Because the management of inventory in our high cost departments such as surgery, cardiac cath lab, and special/interventional radiology is often delegated to clinical staff, it is no wonder that there is disparity in utilization and inventory on hand. The same is true for ordering practices. Clinical staffs are primarily focused on the delivery of safe, quality care. Therefore the supply chain duties that they assume or demand for their own comfort and control are the last duties to get fulfilled and often are completed in haste at the end of the day/shift in order to "cover the unit" or in reaction to an event such as a stock-out.

Often clinical departments are not aware of the financial and operational implications of their ordering and inventory practices. For example, clinical departments will participate in "bulk/forward buying" to save on the line item cost but then expense the purchases in a single period rather than accrue them into future periods or account for the purchase as inventory or pre-paid.

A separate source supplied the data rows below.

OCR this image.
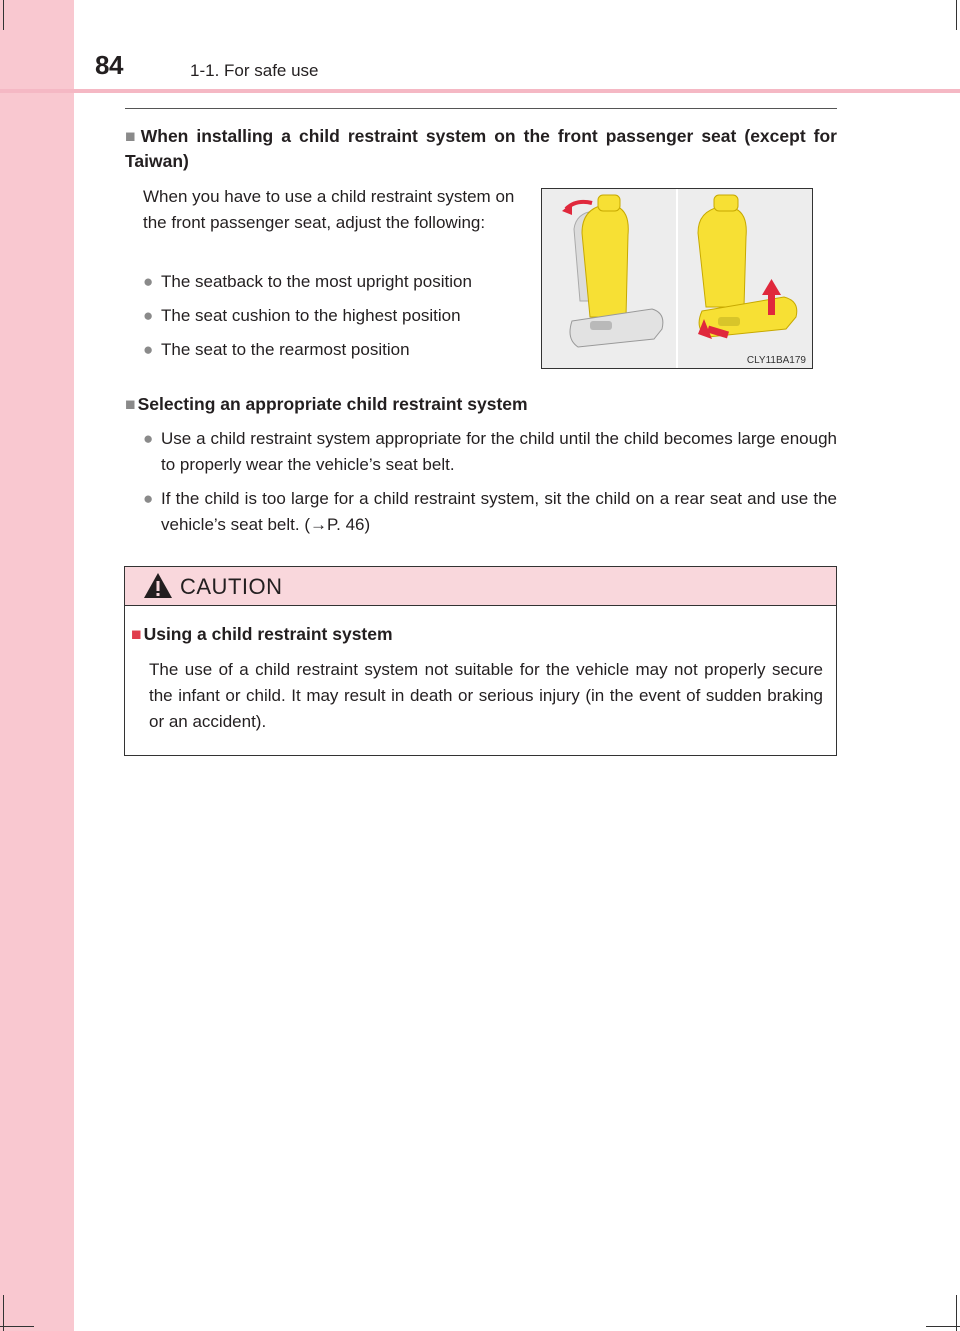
84	1-1. For safe use
■ When installing a child restraint system on the front passenger seat (except for Taiwan)
When you have to use a child restraint system on the front passenger seat, adjust the following:
● The seatback to the most upright position
● The seat cushion to the highest position
● The seat to the rearmost position
CLY11BA179
■ Selecting an appropriate child restraint system
● Use a child restraint system appropriate for the child until the child becomes large enough to properly wear the vehicle’s seat belt.
● If the child is too large for a child restraint system, sit the child on a rear seat and use the vehicle’s seat belt. (→P. 46)
CAUTION
■ Using a child restraint system
The use of a child restraint system not suitable for the vehicle may not properly secure the infant or child. It may result in death or serious injury (in the event of sudden braking or an accident).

Additionally, the ebb and flow of demand that results when inventory and ordering practices are inconsistent creates operational challenges for the suppliers fulfilling the order. Suppliers rely on standard and disciplined supply chain practices that include demand forecasting and thus are challenged when these spikes in demand occur.

To be of service, supply chain executives and their teams need to be more visible and helpful as ever. We must get out in the hospital/s and walk the inventory locations and procedure rooms with an eye for excess inventory, waste, and obsolescence. Discuss with our clinical department head colleagues the ordering practices of the unit and offering assistance and/or tools such as perpetual inventory technology, while underscoring the overarching need to reconcile purchases with use and charges (as appropriate).

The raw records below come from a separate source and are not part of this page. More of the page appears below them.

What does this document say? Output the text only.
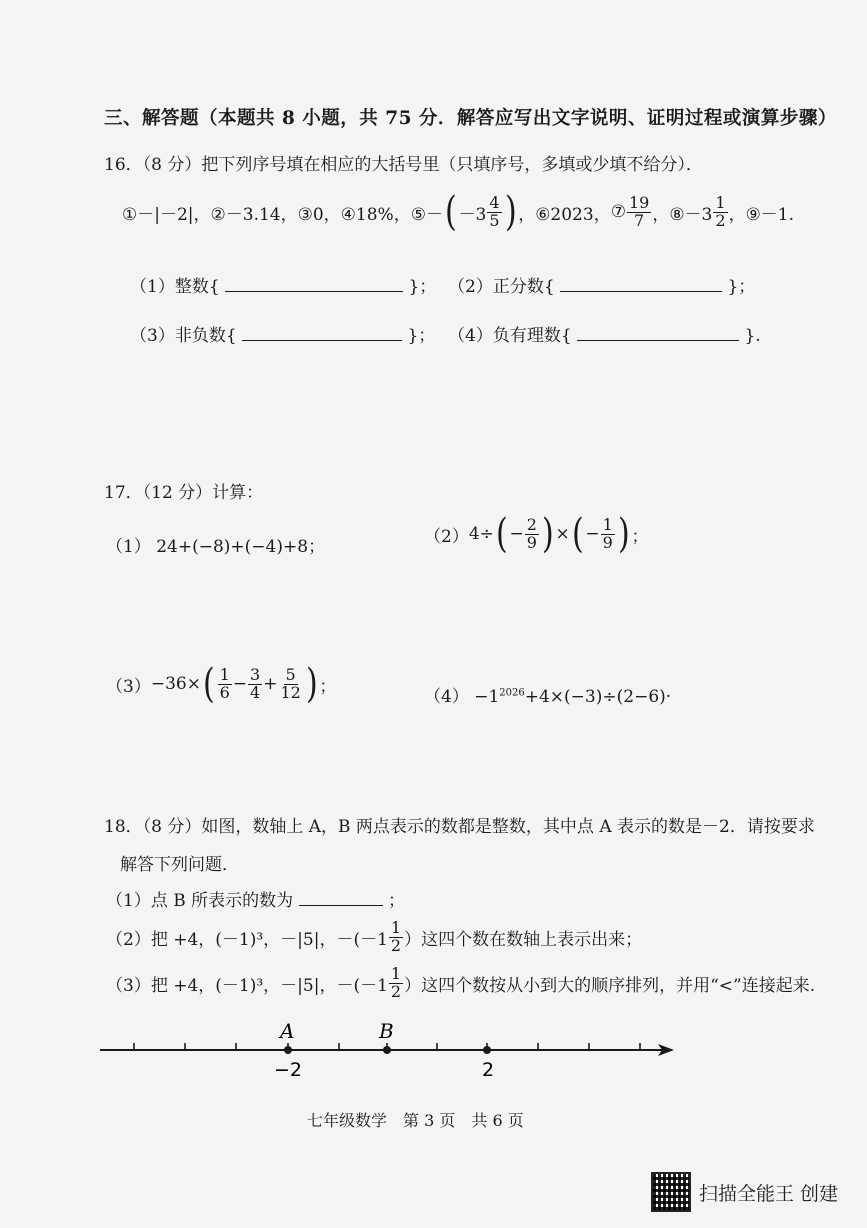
三、解答题（本题共 8 小题，共 75 分．解答应写出文字说明、证明过程或演算步骤）
16．（8 分）把下列序号填在相应的大括号里（只填序号，多填或少填不给分）．
①－|－2|， ②－3.14， ③0， ④18%， ⑤－ ( $-3 \frac{4}{5}$ ) ， ⑥2023， ⑦ $\frac{19}{7}$ ， ⑧－3 $\frac{1}{2}$ ， ⑨－1.
（1）整数{	}； （2）正分数{	}；
（3）非负数{	}； （4）负有理数{	}.
17．（12 分）计算：
（1） 24+(−8)+(−4)+8；
（2） 4÷ ( − $\frac{2}{9}$ ) × ( − $\frac{1}{9}$ ) ；
（3） −36× ( $\frac{1}{6} - \frac{3}{4} + \frac{5}{12}$ ) ；
$(4) -1^{2026}+4\times(-3)\div(2-6)\cdot$
18．（8 分）如图，数轴上 A，B 两点表示的数都是整数，其中点 A 表示的数是－2．请按要求
解答下列问题．
（1）点 B 所表示的数为	；
（2）把 +4，(－1)³，－|5|，$-(-1 \frac{1}{2}$ ）这四个数在数轴上表示出来；
（3）把 +4，(－1)³，－|5|，$-(-1 \frac{1}{2}$ ）这四个数按从小到大的顺序排列，并用“<”连接起来.
A	B
−2	2
七年级数学　第 3 页　共 6 页
扫描全能王 创建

There is an abundance of evidence that supports supply chain executives having oversight and accountability for the inventory and purchasing of all departments in the hospital.

To assign the responsibility to the clinical staff is much like a restaurant deciding that the mission critical role of the kitchen warrants the chef doing all the shopping and stocking of ingredients.

You might laugh but in reality it is what we in healthcare have done by bypassing the supply chain expertise of the company in deference to the sacred "red line."

Better performing supply chain departments as measured by expense management,inventory practices, standardization, customer satisfaction and contract management do not stop at the "red line" but in fact partner with the clinical departments with a shared sense of purpose and genuine interest in delivering results that are at a standard as equal to the quality of the care provided by the clinical department.

Supply chain is the fuel within the monstrous hospital ship and the supply chain team has to step up and cross the "red line" to ensure the basic principles of supply chain management are deployed and add value to the organization's bottom line. Volume, case mix, and reimbursement are well beyond the supply chain executive's scope but leadership in deploying supply chain best practices during these difficult times is an imperative and basic expectation.

John Cunningham is VP, acute division, supply chain operations at Universal Health Services, Inc. He has extensive experience turning around and leading hospital supply chain operations in some of the nation's leading academic medical centers and large integrated delivery networks. In addition to his current position with UHS, John is also a member of the adjunct faculty in the Drexel University School of Nursing and Health Professions and served in the United States Navy.